La storia d’amore onnipotente
Una love story già tutta in embrione prima ancora che i due giovani cuori si incontrassero, e che per esplodere fragorosa e romantica ogni oltre ragionevole aspettativa necessita soltanto che lui incontri lei. Niente altro. Amore e basta, subito. Perché perdere tempo con tensioni, conflitti, diversità, scontri e incomprensioni? Diamine, abbiamo la Dunst e Bloom, usiamoli al meglio. Il cioccolato piace a tutti, no? Eccovi la torta Elizabethtown, cioccolato di marca a fiumi, senza tagli, assoluto. Va giù dritto fino in fondo, abbondante che alla fine del film non puoi umanamente desiderarne ancora. Non abbiate tema, sembra dire lo chef: questi due non possono non finire insieme, non ci ho neppure provato a immaginare qualcosa che possa mettersi tra loro. Adoro queste rassicurazioni.

Le musiche
Perfette. Un’intera giovinezza spesa come corrispondente della rivista “Rolling Stone” si fa sentire, quando serve. Neppure necessita un affetto preesistente per quel tipo di musica, perché è l’amalgama che conta, e le ballate dei vari Tom Petty o Elton John si fondono in modo alchemico ai campi lunghi lungo le highway o ai ralenti della mano di Drew mentre sparge le ceneri del padre Mitch dal bel ponte giallo di Beaver, in Arkansas, giù nel fiume White. Troppo toccante.

Le didascalie
Il nostro chef è uno che si preoccupa, come ogni mastro cuciniere che si rispetti, che la cena sia stata di nostro gradimento. Si riserva per la scena finale di venire da noi, scendere tra le poltrone e chiederci se abbiamo veramente gustato (=capito) il tutto, e per togliersi qualsiasi dubbio ruba un paio di immagini dal Discovery Channel (sic!!!!) e ci illustra la pazza fatica del salmone che nuota contro corrente, perché l’appetito alla vita in certi esseri è così forte che non può essere soppresso, non importa quanto faticosa sia la spinta di reni necessaria per rimettersi in corsa. Nel mio caso, ammetto immodestamente che il messaggio era già chiaro dall’inizio, ma confesso anche che è stato gratificante, sulla scorta della inevitabile identificazione col protagonista maschile, il suggerimento a vedersi come una rappresentazione di quella forza della natura di cui parla il film, puro conato alla vita, inarrestabile, fiero. Ero in deliquio. Ero un salmone.

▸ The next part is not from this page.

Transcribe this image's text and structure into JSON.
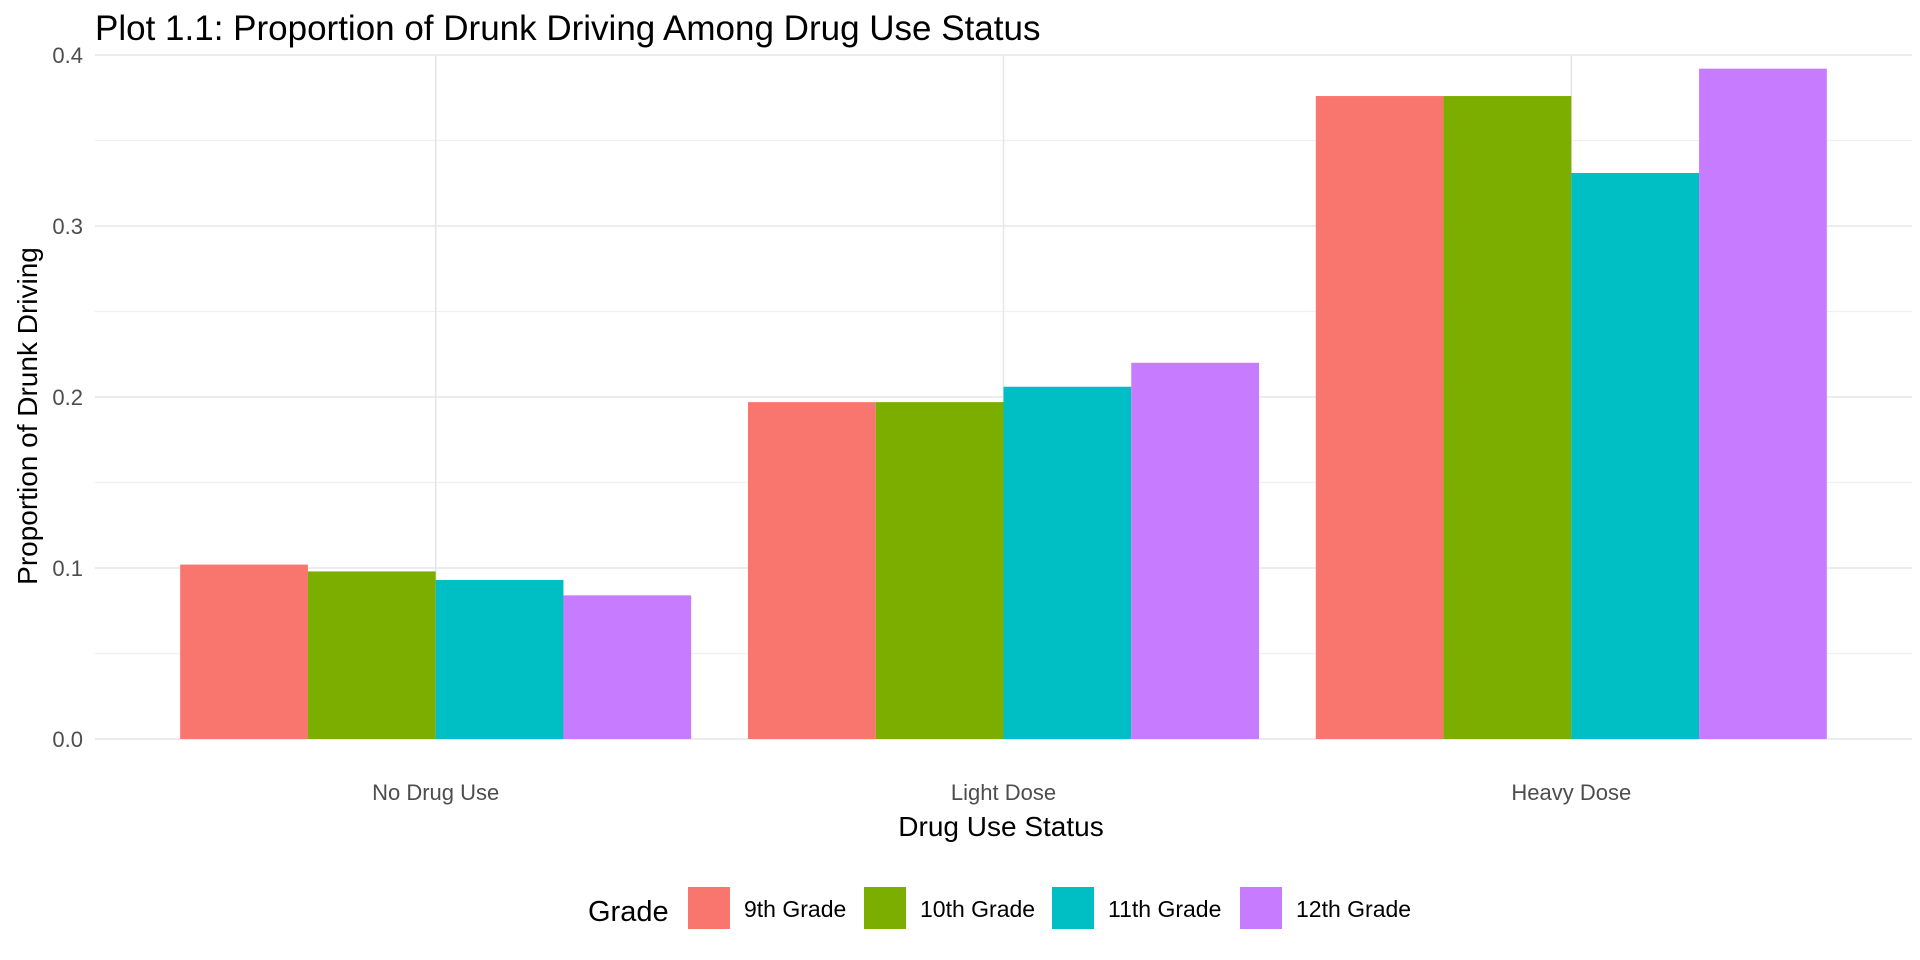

Il tip tap di Susan Sarandon
Su cui spendere parole sarebbe ingiusto. Mi sento di ringraziare vivacemente la Sarandon per aver voluto far parte della lista della spesa di Crowe in questo film. La sua performance è stata a mio avviso la cosa che più si è avvicinata, in tutte le due ore e passa di proiezione (sic!!!!!), ad un momento di ispirazione. Cioè un momento in cui nessuno stava a tavolino a pensare con la freddezza di un gourmet a come incrociare i vari ingredienti per ottenere quei precisi stimoli papillari nel cuore dello spettatore.
O magari no. Magari l’unica differenza è che in quei dieci minuti davanti alla macchina da presa c’era un’attrice dalla consumata esperienza, un’esperienza ch’è anche una bella “tranche” di storia del cinema americano, vissuta col cuore oltre che con la testa, così tanto da poter confondere noi spettatori al punto da farci scambiare per ispirazione quello che in effetti è provato, vissuto, amorevole mestiere. Cosa che personalmente non mi capita mai di fare col signor Crowe.